Short-selling ban: different rules applied by market surveillance authorities

During periods of market turbulence, short-selling of shares has time and again come into focus for the public and gained the attention of market surveillance authorities – after the financial and banking crisis of 2007 to 2009, and most recently in March 2020.

What is short-selling of shares?

Optimistic investors aim to capitalise on price rises, but a short seller bets on the fact that the share price will fall. The idea is to sell borrowed shares (covered short sale) in the hope of buying them back at a lower price after a certain amount of time and thus profiting from falling prices.

Global divergency in short-selling regulations

By banning short selling during market turbulence, market surveillance authorities aim to stabilise share prices, slow down a crash and increase market confidence.
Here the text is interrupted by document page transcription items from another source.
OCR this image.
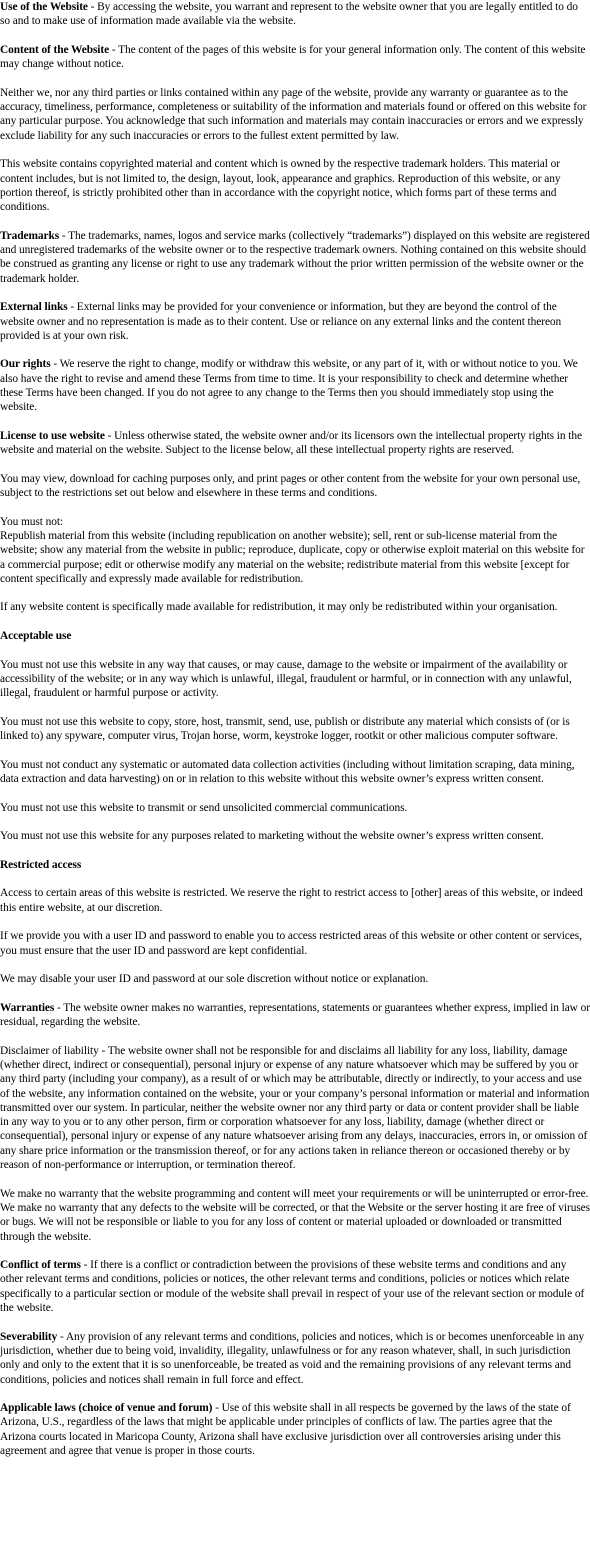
Use of the Website - By accessing the website, you warrant and represent to the website owner that you are legally entitled to do so and to make use of information made available via the website.

Content of the Website - The content of the pages of this website is for your general information only. The content of this website may change without notice.

Neither we, nor any third parties or links contained within any page of the website, provide any warranty or guarantee as to the accuracy, timeliness, performance, completeness or suitability of the information and materials found or offered on this website for any particular purpose. You acknowledge that such information and materials may contain inaccuracies or errors and we expressly exclude liability for any such inaccuracies or errors to the fullest extent permitted by law.

This website contains copyrighted material and content which is owned by the respective trademark holders. This material or content includes, but is not limited to, the design, layout, look, appearance and graphics. Reproduction of this website, or any portion thereof, is strictly prohibited other than in accordance with the copyright notice, which forms part of these terms and conditions.

Trademarks - The trademarks, names, logos and service marks (collectively “trademarks”) displayed on this website are registered and unregistered trademarks of the website owner or to the respective trademark owners. Nothing contained on this website should be construed as granting any license or right to use any trademark without the prior written permission of the website owner or the trademark holder.

External links - External links may be provided for your convenience or information, but they are beyond the control of the website owner and no representation is made as to their content. Use or reliance on any external links and the content thereon provided is at your own risk.

Our rights - We reserve the right to change, modify or withdraw this website, or any part of it, with or without notice to you. We also have the right to revise and amend these Terms from time to time. It is your responsibility to check and determine whether these Terms have been changed. If you do not agree to any change to the Terms then you should immediately stop using the website.

License to use website - Unless otherwise stated, the website owner and/or its licensors own the intellectual property rights in the website and material on the website. Subject to the license below, all these intellectual property rights are reserved.

You may view, download for caching purposes only, and print pages or other content from the website for your own personal use, subject to the restrictions set out below and elsewhere in these terms and conditions.

You must not:
Republish material from this website (including republication on another website); sell, rent or sub-license material from the website; show any material from the website in public; reproduce, duplicate, copy or otherwise exploit material on this website for a commercial purpose; edit or otherwise modify any material on the website; redistribute material from this website [except for content specifically and expressly made available for redistribution.

If any website content is specifically made available for redistribution, it may only be redistributed within your organisation.

Acceptable use

You must not use this website in any way that causes, or may cause, damage to the website or impairment of the availability or accessibility of the website; or in any way which is unlawful, illegal, fraudulent or harmful, or in connection with any unlawful, illegal, fraudulent or harmful purpose or activity.

You must not use this website to copy, store, host, transmit, send, use, publish or distribute any material which consists of (or is linked to) any spyware, computer virus, Trojan horse, worm, keystroke logger, rootkit or other malicious computer software.

You must not conduct any systematic or automated data collection activities (including without limitation scraping, data mining, data extraction and data harvesting) on or in relation to this website without this website owner’s express written consent.

You must not use this website to transmit or send unsolicited commercial communications.

You must not use this website for any purposes related to marketing without the website owner’s express written consent.

Restricted access

Access to certain areas of this website is restricted. We reserve the right to restrict access to [other] areas of this website, or indeed this entire website, at our discretion.

If we provide you with a user ID and password to enable you to access restricted areas of this website or other content or services, you must ensure that the user ID and password are kept confidential.

We may disable your user ID and password at our sole discretion without notice or explanation.

Warranties - The website owner makes no warranties, representations, statements or guarantees whether express, implied in law or residual, regarding the website.

Disclaimer of liability - The website owner shall not be responsible for and disclaims all liability for any loss, liability, damage (whether direct, indirect or consequential), personal injury or expense of any nature whatsoever which may be suffered by you or any third party (including your company), as a result of or which may be attributable, directly or indirectly, to your access and use of the website, any information contained on the website, your or your company’s personal information or material and information transmitted over our system. In particular, neither the website owner nor any third party or data or content provider shall be liable in any way to you or to any other person, firm or corporation whatsoever for any loss, liability, damage (whether direct or consequential), personal injury or expense of any nature whatsoever arising from any delays, inaccuracies, errors in, or omission of any share price information or the transmission thereof, or for any actions taken in reliance thereon or occasioned thereby or by reason of non-performance or interruption, or termination thereof.

We make no warranty that the website programming and content will meet your requirements or will be uninterrupted or error-free. We make no warranty that any defects to the website will be corrected, or that the Website or the server hosting it are free of viruses or bugs. We will not be responsible or liable to you for any loss of content or material uploaded or downloaded or transmitted through the website.

Conflict of terms - If there is a conflict or contradiction between the provisions of these website terms and conditions and any other relevant terms and conditions, policies or notices, the other relevant terms and conditions, policies or notices which relate specifically to a particular section or module of the website shall prevail in respect of your use of the relevant section or module of the website.

Severability - Any provision of any relevant terms and conditions, policies and notices, which is or becomes unenforceable in any jurisdiction, whether due to being void, invalidity, illegality, unlawfulness or for any reason whatever, shall, in such jurisdiction only and only to the extent that it is so unenforceable, be treated as void and the remaining provisions of any relevant terms and conditions, policies and notices shall remain in full force and effect.

Applicable laws (choice of venue and forum) - Use of this website shall in all respects be governed by the laws of the state of Arizona, U.S., regardless of the laws that might be applicable under principles of conflicts of law. The parties agree that the Arizona courts located in Maricopa County, Arizona shall have exclusive jurisdiction over all controversies arising under this agreement and agree that venue is proper in those courts.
But what is the global view?

France, Austria, Italy, Spain, Belgium and Greece (from mid-March to 18 May 2020), as well as China and India, all decided to ban short selling, and thus betting on falling prices; other countries have warned that such bans increase market distortion. The US, UK, Germany and Switzerland have repeatedly emphasised that in a time of crisis, a lack of transparency in stock exchanges and direct intervention in the markets does not achieve the desired result.

The main argument for lifting the short-selling ban after just two months in the European countries concerned was the underlying market data, which shows that overall price performance is no better than that in comparable jurisdictions not subject to restrictions.

Regulation in Switzerland

In Switzerland, a ban on the short selling of financial stocks was introduced in 2008 and lifted again in 2009. The SIX Swiss Exchange generally permits covered short selling (supported by securities lending), but may issue additional rules in specific situations. There is currently no obligation to report short selling in Switzerland. As a result, there tends to be less evidence of potential abuse or market manipulation subsequently investigated by the Swiss Financial Market Supervisory Authority (FINMA). (Short) selling constitutes market abuse if it is done with the intention of manipulating the market.


Despite differing rules and restrictions on betting by means of short selling, there are legitimate reasons to allow short selling – particularly in terms of maintaining market liquidity.